Question From a Gardener: I’m an organic gardener in the western Rocky Mountains and realize that all mountain gardens are lacking nitrogen. I would rather not use chemical fertilizers and wonder how to solve this dilemma using organic fertilizing. What’s the best way to do this?
Answer: You’re correct in your assessment of Rocky Mountain soils. They are rich in minerals because so much of our soil started out as rocks which are composed of minerals like phosphorus, potassium, calcium and magnesium. But our soils are also the remains of the sedimentations left from the mountain building periods of volcanoes and earthquakes. These sedimentations are devoid of organic materials and nitrogen or iron which is the necessary ingredient for rapid, greener growth that we like in our lawns.
Organic fertilizers are also soil conditioners that improve the soil as well as feed the plants. These fertilizers are the composts, manures and mulches that add beneficial bacteria to the soil. Organic fertilizers are non-burning and slow feeding and also include dried alfalfa pellets, bone meal, coffee grounds, grass clippings, peat moss and worm castings. It’s interesting that lightening is also an excellent organic fertilizer. Note: Manures often contain excessive amounts of salts so go easy on manures since Western soils are typically salty.
Chemical fertilizers contain mineral salts that furnish a “quick fix” for plants. The salts do not provide a food source for the important soil microorganisms and earthworms, and over time the soil will lose the living organisms that are found in quality soil. Eventually, soil will require increasing amounts of chemicals to stimulate growth as soil structure and water-holding capacity declines. The positive side of chemical fertilizers is that they are easy to broadcast, but must have moisture to activate and will burn both plants and roots without being watered in.
Nitrogen is the most important ingredient needed in high mountain gardens because our soils suffer from an iron deficiency. Lack of iron causes iron chlorosis which usually occurs in alkaline soils and the fine particles of clay soil. Nitrogen is always the first number on a bag of fertilizer and in the west should be the highest number when purchasing fertilizers. The pros and cons of which fertilizer to use are the choice of the gardener after getting the results of a standard soil test but never exceed the average recommended one-pound of nitrogen per one-thousand square feet of gardens per year, for in chemical fertilizers, less is better.

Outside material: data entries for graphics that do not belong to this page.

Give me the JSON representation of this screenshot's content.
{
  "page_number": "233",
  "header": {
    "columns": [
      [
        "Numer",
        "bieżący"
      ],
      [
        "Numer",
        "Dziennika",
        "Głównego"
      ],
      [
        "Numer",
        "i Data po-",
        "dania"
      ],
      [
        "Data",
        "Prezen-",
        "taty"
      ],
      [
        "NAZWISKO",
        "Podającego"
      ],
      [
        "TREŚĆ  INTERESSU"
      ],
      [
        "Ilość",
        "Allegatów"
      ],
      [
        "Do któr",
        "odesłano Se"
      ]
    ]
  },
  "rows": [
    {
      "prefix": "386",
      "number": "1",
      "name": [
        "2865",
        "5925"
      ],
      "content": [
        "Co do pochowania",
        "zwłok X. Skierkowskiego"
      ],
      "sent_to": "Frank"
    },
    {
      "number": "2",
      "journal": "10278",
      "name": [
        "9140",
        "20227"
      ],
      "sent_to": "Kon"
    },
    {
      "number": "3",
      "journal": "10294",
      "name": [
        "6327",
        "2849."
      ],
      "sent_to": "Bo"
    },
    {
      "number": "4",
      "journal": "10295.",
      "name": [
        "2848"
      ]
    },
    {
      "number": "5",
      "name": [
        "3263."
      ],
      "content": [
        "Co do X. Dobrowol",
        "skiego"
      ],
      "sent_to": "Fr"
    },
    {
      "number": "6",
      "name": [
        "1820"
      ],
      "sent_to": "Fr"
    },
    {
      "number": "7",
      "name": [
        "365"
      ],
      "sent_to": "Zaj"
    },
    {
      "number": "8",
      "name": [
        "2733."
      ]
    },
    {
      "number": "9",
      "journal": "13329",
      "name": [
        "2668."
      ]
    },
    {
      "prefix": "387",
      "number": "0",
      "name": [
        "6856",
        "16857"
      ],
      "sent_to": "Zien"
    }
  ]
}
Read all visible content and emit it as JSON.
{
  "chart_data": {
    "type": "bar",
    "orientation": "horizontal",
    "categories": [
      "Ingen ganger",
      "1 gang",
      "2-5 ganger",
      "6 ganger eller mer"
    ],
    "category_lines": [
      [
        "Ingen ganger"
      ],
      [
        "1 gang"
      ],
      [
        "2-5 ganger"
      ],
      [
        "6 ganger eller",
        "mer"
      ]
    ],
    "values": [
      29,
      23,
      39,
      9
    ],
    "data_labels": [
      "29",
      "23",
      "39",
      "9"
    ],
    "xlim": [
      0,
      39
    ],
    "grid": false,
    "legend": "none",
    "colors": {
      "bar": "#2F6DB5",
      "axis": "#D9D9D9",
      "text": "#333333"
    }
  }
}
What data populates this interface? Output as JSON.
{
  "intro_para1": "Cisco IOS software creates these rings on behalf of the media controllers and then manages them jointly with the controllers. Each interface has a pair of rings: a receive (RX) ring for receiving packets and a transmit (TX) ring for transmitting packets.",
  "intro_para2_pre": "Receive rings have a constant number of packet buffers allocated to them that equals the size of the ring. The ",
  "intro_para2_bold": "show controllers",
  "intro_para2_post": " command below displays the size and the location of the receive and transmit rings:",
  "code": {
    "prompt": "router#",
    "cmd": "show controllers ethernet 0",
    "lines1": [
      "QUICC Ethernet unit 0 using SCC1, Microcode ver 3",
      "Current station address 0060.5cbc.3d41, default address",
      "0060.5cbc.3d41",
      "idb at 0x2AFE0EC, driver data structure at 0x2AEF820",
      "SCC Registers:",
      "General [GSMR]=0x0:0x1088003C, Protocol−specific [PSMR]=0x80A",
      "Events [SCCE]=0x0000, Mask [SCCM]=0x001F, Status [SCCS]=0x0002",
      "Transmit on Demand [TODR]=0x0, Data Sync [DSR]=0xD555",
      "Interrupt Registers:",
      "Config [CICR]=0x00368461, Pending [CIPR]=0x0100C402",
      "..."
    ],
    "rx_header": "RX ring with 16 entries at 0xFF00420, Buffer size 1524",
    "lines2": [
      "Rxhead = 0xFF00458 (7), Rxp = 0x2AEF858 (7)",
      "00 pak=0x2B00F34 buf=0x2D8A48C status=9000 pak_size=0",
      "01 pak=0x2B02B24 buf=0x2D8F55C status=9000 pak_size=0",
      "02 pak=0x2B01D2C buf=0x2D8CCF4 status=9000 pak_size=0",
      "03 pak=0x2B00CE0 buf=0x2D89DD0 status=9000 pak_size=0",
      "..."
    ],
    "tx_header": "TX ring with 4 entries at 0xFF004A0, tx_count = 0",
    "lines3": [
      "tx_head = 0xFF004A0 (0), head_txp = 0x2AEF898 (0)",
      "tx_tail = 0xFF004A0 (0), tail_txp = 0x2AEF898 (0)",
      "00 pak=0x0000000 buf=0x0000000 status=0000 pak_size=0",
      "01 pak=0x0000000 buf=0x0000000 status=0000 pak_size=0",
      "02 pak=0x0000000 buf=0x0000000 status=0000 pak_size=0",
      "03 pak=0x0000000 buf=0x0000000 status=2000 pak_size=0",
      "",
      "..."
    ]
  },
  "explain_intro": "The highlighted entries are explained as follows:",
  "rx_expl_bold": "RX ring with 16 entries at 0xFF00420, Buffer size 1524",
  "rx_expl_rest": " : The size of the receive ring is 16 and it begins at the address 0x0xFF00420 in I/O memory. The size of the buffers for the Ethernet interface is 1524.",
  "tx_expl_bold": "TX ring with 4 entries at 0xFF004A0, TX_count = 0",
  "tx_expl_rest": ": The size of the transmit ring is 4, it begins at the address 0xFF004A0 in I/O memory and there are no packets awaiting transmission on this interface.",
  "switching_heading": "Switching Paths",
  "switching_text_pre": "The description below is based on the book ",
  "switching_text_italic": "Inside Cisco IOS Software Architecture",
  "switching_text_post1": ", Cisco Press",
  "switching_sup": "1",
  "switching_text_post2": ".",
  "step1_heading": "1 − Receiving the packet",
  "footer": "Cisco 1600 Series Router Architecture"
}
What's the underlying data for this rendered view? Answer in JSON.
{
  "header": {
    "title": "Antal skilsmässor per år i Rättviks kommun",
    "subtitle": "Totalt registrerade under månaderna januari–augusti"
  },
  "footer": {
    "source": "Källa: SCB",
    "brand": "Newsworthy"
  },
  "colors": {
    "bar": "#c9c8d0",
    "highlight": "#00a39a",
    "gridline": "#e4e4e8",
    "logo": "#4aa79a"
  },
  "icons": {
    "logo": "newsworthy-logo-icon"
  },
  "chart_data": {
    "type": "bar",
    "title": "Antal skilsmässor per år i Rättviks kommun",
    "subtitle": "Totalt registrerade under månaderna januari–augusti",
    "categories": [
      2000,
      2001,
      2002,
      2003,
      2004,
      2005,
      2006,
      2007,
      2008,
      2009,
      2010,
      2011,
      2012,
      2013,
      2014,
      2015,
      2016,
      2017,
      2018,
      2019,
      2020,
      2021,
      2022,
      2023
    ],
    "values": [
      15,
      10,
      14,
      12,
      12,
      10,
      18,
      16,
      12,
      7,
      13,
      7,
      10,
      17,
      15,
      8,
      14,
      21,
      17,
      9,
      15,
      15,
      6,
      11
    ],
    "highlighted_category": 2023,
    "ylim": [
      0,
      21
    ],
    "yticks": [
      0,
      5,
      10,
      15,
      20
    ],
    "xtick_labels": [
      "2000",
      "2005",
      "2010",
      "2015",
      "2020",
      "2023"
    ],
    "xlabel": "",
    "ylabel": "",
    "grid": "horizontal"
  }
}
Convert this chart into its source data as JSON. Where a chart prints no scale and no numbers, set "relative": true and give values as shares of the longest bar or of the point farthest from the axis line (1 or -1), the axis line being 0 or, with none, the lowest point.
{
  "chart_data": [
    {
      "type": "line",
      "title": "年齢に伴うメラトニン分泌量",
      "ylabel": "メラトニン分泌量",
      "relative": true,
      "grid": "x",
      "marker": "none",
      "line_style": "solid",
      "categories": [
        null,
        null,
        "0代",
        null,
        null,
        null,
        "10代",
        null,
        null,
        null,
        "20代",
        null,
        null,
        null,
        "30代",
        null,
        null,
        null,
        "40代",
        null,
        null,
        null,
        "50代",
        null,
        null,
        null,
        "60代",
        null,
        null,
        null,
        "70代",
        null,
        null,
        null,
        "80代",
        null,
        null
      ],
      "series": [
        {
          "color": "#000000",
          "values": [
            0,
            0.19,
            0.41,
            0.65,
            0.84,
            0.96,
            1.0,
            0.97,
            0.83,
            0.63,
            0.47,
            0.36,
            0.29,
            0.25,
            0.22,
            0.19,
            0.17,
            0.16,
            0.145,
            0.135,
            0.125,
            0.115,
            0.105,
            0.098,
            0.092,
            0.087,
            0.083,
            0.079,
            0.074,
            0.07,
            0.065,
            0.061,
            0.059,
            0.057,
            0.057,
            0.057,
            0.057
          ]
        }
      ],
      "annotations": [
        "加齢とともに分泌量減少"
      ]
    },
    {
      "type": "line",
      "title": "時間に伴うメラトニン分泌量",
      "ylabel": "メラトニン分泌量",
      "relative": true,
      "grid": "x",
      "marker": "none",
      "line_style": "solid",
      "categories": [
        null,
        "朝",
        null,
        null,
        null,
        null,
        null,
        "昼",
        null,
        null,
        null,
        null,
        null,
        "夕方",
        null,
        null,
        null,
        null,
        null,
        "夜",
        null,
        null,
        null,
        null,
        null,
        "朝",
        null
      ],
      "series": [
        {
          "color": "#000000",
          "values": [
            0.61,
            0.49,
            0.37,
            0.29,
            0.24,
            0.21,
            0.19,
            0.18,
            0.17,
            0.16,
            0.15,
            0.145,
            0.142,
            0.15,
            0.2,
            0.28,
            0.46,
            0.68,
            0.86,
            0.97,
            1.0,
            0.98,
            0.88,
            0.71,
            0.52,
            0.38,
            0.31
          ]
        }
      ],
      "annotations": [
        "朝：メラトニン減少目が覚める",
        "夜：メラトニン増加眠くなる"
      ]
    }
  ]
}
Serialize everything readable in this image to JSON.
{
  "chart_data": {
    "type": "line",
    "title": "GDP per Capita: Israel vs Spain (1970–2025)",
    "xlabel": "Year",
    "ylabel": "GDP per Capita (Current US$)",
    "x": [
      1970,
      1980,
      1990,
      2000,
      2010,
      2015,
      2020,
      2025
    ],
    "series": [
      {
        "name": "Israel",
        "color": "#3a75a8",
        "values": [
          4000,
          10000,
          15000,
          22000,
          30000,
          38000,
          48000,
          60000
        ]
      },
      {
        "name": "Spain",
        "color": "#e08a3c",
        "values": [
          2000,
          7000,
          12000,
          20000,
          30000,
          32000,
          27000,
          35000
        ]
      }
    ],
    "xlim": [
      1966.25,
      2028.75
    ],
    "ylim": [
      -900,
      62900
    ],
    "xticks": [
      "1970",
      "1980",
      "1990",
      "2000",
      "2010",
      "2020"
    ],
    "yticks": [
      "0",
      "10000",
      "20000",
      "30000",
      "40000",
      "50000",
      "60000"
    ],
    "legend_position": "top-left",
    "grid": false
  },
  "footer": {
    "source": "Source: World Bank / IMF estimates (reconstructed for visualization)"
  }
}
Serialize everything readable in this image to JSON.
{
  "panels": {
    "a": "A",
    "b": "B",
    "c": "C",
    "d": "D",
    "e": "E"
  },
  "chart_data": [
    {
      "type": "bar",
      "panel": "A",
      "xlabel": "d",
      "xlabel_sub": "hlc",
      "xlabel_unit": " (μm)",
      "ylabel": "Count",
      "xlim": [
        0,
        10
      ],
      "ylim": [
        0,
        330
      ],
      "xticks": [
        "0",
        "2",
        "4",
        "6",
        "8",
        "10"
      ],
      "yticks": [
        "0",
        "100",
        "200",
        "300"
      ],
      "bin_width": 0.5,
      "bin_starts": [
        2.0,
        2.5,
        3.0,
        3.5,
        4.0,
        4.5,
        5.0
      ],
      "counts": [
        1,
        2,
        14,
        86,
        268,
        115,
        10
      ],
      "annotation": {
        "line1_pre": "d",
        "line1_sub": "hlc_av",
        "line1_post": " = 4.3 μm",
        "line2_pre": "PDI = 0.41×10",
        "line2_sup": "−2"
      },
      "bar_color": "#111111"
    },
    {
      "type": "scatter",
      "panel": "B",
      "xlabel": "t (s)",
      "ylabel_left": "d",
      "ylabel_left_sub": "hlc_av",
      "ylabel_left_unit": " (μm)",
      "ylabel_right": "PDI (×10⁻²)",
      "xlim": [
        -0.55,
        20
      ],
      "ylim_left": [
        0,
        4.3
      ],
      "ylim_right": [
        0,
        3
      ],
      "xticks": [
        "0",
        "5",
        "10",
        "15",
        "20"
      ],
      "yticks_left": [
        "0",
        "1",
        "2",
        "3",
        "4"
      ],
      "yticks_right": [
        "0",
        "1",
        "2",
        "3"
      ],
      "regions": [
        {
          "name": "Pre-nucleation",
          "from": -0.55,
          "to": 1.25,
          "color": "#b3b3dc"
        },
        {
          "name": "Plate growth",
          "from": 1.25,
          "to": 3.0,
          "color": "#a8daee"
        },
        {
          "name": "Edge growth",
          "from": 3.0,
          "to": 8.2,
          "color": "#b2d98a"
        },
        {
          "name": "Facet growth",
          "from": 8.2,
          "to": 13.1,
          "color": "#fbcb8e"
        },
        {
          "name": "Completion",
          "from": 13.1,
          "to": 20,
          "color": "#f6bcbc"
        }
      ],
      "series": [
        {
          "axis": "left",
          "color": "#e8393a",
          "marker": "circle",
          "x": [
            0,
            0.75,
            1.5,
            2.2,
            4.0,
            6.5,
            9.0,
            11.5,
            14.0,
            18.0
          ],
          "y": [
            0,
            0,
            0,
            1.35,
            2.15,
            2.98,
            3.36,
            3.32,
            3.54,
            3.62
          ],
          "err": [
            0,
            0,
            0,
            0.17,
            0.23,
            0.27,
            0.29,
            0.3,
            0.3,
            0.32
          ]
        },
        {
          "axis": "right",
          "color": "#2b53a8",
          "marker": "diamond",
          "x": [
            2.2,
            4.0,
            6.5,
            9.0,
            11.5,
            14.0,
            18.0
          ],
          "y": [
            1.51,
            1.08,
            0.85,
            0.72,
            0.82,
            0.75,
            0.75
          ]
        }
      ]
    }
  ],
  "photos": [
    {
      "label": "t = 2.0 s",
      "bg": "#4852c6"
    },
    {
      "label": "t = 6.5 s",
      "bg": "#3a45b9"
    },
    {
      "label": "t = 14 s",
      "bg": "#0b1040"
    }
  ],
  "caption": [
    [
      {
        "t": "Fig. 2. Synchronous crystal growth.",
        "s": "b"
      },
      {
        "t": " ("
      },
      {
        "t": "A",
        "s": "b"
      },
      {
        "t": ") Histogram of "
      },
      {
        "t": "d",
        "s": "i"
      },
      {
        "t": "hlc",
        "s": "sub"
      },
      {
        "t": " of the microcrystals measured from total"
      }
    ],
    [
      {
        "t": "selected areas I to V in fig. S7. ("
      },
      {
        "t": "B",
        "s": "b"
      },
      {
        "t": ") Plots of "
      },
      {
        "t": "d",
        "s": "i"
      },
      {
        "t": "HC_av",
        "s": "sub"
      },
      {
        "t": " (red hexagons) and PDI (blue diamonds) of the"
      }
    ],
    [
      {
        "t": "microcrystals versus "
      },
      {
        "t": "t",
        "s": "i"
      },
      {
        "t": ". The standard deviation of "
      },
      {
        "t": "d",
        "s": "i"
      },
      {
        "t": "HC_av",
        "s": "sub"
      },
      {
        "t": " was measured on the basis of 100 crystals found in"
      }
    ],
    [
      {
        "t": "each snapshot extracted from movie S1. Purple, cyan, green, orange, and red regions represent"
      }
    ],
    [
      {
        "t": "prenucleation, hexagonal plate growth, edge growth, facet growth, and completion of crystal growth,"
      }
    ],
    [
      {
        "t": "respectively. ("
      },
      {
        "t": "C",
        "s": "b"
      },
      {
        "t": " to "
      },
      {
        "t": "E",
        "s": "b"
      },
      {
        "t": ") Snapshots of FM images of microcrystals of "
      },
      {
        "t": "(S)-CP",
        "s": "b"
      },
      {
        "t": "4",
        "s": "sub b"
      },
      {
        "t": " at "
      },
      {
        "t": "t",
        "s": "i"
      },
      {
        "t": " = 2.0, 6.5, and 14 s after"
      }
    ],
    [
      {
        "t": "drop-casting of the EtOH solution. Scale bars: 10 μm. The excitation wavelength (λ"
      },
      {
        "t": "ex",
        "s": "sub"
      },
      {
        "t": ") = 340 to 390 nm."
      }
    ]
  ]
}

Recommended Methods of Organic Fertilizing
When thinking about organic fertilizing, start by thinking about how Mother Nature fertilizes. The most common form is compost. When leaves fall off from leaves or plants, those leaves decompose, becoming new soil. Take all of the scraps from your garden and compost them to make further nutrition for your garden, or visit a local green waste facility to purchase compost that has been created using organic matter from other people’s yards and gardens.
You need a balance of bacterial and fungal compost in your garden. Fungal-dominated compost is created using wood chips and time, or a fungal source such as mushrooms to break them down. It can be purchased commercially.
Worm-castings are the waste that worms create when they chew through the compost in your garden that could include everything from fruit and vegetable scraps to grass clippings. You can purchase worm castings commercially, or if you are a particularly devoted organic gardener, you can even create a worm bed in your garage or laundry room and produce your own worm castings.
Other Organic Fertilizer Options
A healthy soil will be full of microorganisms and microbes. Create a compost tea to add them back into your soil. Dried alfalfa pellets, bone meal, coffee grounds, grass clippings, and peat moss are all good organic fertilizing options.